Es curioso cómo Isaías no oculta el cansancio del siervo, ese peso que todos conocemos cuando la vida se vuelve una lucha constante y parece que nada cambia. El siervo siente que sus esfuerzos no dan fruto, que la espera se vuelve larga y agotadora. Pero en medio de esa oscuridad, Dios promete una recompensa que no depende de resultados inmediatos, sino de una confianza profunda en Él. Es como cuando uno planta una semilla y no ve nada crecer por semanas, pero sabe que debajo de la tierra algo está sucediendo.

Lo que me conmueve es que esta promesa no es solo para un grupo en particular. La restauración que Dios ofrece es para todos, para aquellos que han sido dispersados, olvidados o que sienten que no tienen un lugar. Su amor no conoce fronteras; es tan grande y tierno como el de una madre que no deja de buscar a sus hijos perdidos, incluso cuando ellos dudan o se sienten solos. Es una invitación a no perder la fe, a creer que la soledad puede transformarse en hogar, y que la tierra desolada puede volver a florecer.

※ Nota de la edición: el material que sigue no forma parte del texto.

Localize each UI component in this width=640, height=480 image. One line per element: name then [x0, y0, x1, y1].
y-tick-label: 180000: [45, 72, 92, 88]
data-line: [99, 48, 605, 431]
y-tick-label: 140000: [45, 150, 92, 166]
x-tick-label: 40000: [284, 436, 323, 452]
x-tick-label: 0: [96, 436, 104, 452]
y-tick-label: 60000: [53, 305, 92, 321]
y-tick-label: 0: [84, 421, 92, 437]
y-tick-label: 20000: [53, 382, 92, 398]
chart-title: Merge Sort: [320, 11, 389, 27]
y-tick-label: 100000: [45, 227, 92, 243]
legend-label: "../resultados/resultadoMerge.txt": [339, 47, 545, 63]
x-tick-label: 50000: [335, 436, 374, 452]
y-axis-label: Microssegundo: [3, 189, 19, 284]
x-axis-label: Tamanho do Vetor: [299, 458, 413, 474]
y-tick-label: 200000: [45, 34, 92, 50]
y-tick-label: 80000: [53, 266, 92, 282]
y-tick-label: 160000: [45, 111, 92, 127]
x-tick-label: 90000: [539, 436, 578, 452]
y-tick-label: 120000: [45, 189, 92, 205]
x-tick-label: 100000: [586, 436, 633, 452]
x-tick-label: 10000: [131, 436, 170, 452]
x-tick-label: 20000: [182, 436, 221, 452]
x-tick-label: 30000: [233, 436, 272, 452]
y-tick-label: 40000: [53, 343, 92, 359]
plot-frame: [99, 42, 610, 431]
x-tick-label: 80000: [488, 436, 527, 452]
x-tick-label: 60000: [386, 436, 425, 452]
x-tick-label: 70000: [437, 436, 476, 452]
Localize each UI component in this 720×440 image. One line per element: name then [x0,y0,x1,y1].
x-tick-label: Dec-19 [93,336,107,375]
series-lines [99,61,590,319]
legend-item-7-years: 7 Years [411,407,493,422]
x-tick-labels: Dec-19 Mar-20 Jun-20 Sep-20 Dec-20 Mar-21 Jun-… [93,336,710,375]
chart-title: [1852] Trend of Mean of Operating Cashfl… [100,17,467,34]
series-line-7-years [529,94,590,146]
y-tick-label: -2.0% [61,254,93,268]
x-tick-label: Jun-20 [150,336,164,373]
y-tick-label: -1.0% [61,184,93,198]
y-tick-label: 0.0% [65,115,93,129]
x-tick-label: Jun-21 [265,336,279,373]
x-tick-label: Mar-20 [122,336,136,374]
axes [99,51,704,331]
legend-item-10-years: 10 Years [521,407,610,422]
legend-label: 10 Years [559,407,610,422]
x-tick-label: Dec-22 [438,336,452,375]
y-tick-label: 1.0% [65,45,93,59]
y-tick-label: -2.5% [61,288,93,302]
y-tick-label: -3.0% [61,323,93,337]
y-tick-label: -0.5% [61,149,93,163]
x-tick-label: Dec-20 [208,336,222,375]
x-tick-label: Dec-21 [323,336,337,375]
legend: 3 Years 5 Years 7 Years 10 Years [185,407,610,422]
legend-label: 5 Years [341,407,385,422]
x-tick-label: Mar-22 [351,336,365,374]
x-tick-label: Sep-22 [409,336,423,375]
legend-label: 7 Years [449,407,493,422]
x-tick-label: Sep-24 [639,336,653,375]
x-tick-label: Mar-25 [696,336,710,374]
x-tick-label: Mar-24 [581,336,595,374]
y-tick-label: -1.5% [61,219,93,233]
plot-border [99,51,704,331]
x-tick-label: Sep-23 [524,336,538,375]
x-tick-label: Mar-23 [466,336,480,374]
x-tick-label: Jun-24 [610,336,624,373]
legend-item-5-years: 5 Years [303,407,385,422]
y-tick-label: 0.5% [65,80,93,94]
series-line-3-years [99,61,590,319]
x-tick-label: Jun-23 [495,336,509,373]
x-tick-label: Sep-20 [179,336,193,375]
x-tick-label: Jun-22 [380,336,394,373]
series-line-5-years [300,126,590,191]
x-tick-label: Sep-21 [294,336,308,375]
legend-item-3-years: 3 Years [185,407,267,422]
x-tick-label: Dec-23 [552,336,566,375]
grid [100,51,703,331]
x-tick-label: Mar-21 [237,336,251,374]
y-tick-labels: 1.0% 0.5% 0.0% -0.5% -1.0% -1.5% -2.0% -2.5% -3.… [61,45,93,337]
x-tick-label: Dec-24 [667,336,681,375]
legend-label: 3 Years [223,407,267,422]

La Justicia que Acompaña a la Misericordia de Dios

En medio de toda esta ternura y promesas, Isaías también nos muestra que Dios es justo y firme. No es un consuelo vacío; hay una justicia poderosa que defiende a los que han sido oprimidos y toma partido por los cautivos. La forma en que se describe—con imágenes tan fuertes de los opresores enfrentando las consecuencias de sus actos—nos hace sentir que nada queda sin respuesta. A veces, cuando vemos tanta injusticia en el mundo, es difícil creer que alguien esté realmente cuidando las cosas, pero este mensaje nos recuerda que Dios tiene el control, que no permite que la maldad gane para siempre.